Candidat à la présidence en 2000, il a été battu par M. Bush. Il est parlementaire depuis 1982 et sénateur de l'Arizona depuis 1986. Son expérience politique est donc impressionnante et son parti consentira à contrecoeur, à lui accorder l'investiture. Bien qu'il ait presque 72 ans (c'est le plus âgé des candidats à la présidence dans l'histoire des Etats-Unis), John McCain a aujourd'hui des chances très solides d'être élu, car il n'est pas impossible que le parti démocrate ne saisisse pas l'occasion exceptionnelle qu'il a cette année de reconquérir le pouvoir sur les ruines de la longue présidence de M. Bush. Pour bien comprendre les Etats-Unis, il est essentiel de se souvenir que les enthousiasmes d'un début de campagne cachent la réalité sociologique du pays : tour à tour, Mme Clinton, puis Obama, puis Mike Huckabee ont donné l'impression que leur ascension était irrésistible. Mais, par définition, les primaires ne donnent que la carte politique d'un État.
Mme Clinton est soutenue par les femmes et les Latino-Américains, M. Obama par les Noirs et les jeunes, M. McCain par personne en particulier, M. Huckabee par les évangélistes. Tous ces groupes correspondent à des minorités. Il demeure une majorité blanche. S'il est bon d'avoir, dans sa besace de candidat, des votes minoritaires qui font la différence au dernier moment, il n'est pas possible de l'emporter sans être soutenu par la classe moyenne, par les centristes, par les syndicats, par les catégories professionnelles.

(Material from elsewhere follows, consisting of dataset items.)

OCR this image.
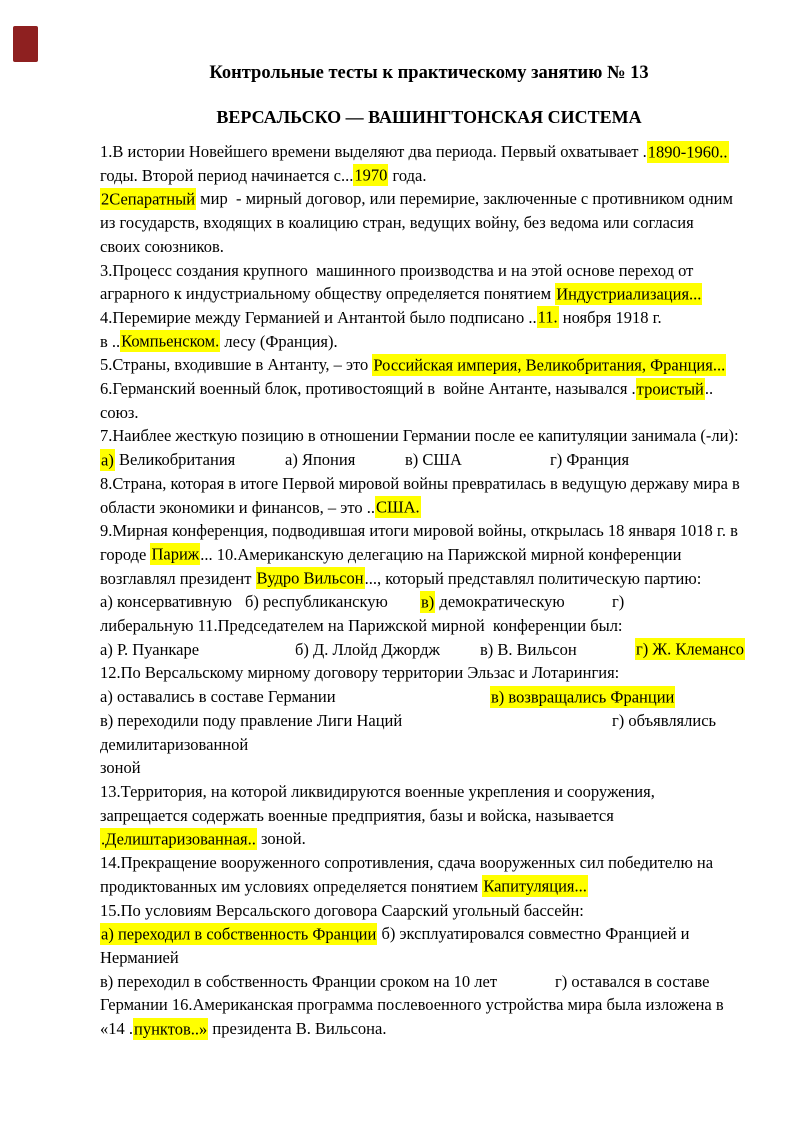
Контрольные тесты к практическому занятию № 13
ВЕРСАЛЬСКО — ВАШИНГТОНСКАЯ СИСТЕМА
1.В истории Новейшего времени выделяют два периода. Первый охватывает .1890-1960..
годы. Второй период начинается с...1970 года.
2Сепаратный мир  - мирный договор, или перемирие, заключенные с противником одним
из государств, входящих в коалицию стран, ведущих войну, без ведома или согласия
своих союзников.
3.Процесс создания крупного  машинного производства и на этой основе переход от
аграрного к индустриальному обществу определяется понятием Индустриализация...
4.Перемирие между Германией и Антантой было подписано ..11. ноября 1918 г.
в ..Компьенском. лесу (Франция).
5.Страны, входившие в Антанту, – это Российская империя, Великобритания, Франция...
6.Германский военный блок, противостоящий в  войне Антанте, назывался .троистый..
союз.
7.Наиблее жесткую позицию в отношении Германии после ее капитуляции занимала (-ли):
а) Великобритания	а) Япония	в) США	г) Франция
8.Страна, которая в итоге Первой мировой войны превратилась в ведущую державу мира в
области экономики и финансов, – это ..США.
9.Мирная конференция, подводившая итоги мировой войны, открылась 18 января 1018 г. в
городе Париж... 10.Американскую делегацию на Парижской мирной конференции
возглавлял президент Вудро Вильсон..., который представлял политическую партию:
а) консервативную б) республиканскую в) демократическую	г)
либеральную 11.Председателем на Парижской мирной  конференции был:
а) Р. Пуанкаре	б) Д. Ллойд Джордж в) В. Вильсон	г) Ж. Клемансо
12.По Версальскому мирному договору территории Эльзас и Лотарингия:
а) оставались в составе Германии	в) возвращались Франции
в) переходили поду правление Лиги Наций	г) объявлялись
демилитаризованной
зоной
13.Территория, на которой ликвидируются военные укрепления и сооружения,
запрещается содержать военные предприятия, базы и войска, называется
.Делиштаризованная.. зоной.
14.Прекращение вооруженного сопротивления, сдача вооруженных сил победителю на
продиктованных им условиях определяется понятием Капитуляция...
15.По условиям Версальского договора Саарский угольный бассейн:
а) переходил в собственность Франции б) эксплуатировался совместно Францией и
Нерманией
в) переходил в собственность Франции сроком на 10 лет	г) оставался в составе
Германии 16.Американская программа послевоенного устройства мира была изложена в
«14 .пунктов..» президента В. Вильсона.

Tout le monde a été très impressionné par les ralliements spectaculaires à Obama d'Oprah Winfrey (une diva de la télévision qui a littéralement lancé le sénateur noir dans l'espace électoral national), du sénateur Ted Kennedy, frère du président assassiné, de Caroline Kennedy, la fille de John, de Maria Shriver, la nièce de John. Tous auront tout fait pour que l'Amérique reconnaisse en Obama le digne successeur d'un président martyr et légendaire. La féministe Gloria Steinem déclare en substance : j'ai peur que, pour prouver qu'il n'est pas raciste, le peuple américain n'oublie la lutte en faveur des droits de la femme. Il y a du vrai dans ce qu'elle dit : on a fait, on fait encore, un procès injuste à Hillary Clinton, jugée trop sûre d'elle, arrogante, pas assez simple, pas vraiment compassionnelle. Mais on lui en veut, surtout dans le camp républicain auquel elle inspire une haine inexpiable, parce que c'est une femme.
Et, bien que M. Obama soit un orateur extraordinaire (son talent a été découvert lors de la convention démocrate à Boston en 2004 où il a prononcé un discours éblouissant), il utilise souvent des mots creux comme « changement », ou d'une emphase extrême. Il n'est pas différent de tous les candidats confrontés aux primaires, c'est-à-dire à l'épreuve électorale la plus dure du monde. Il est certes en avance sur son temps. L'expression signifie deux choses : qu'il a pris le plus court chemin ; ou que c'est trop tôt pour lui.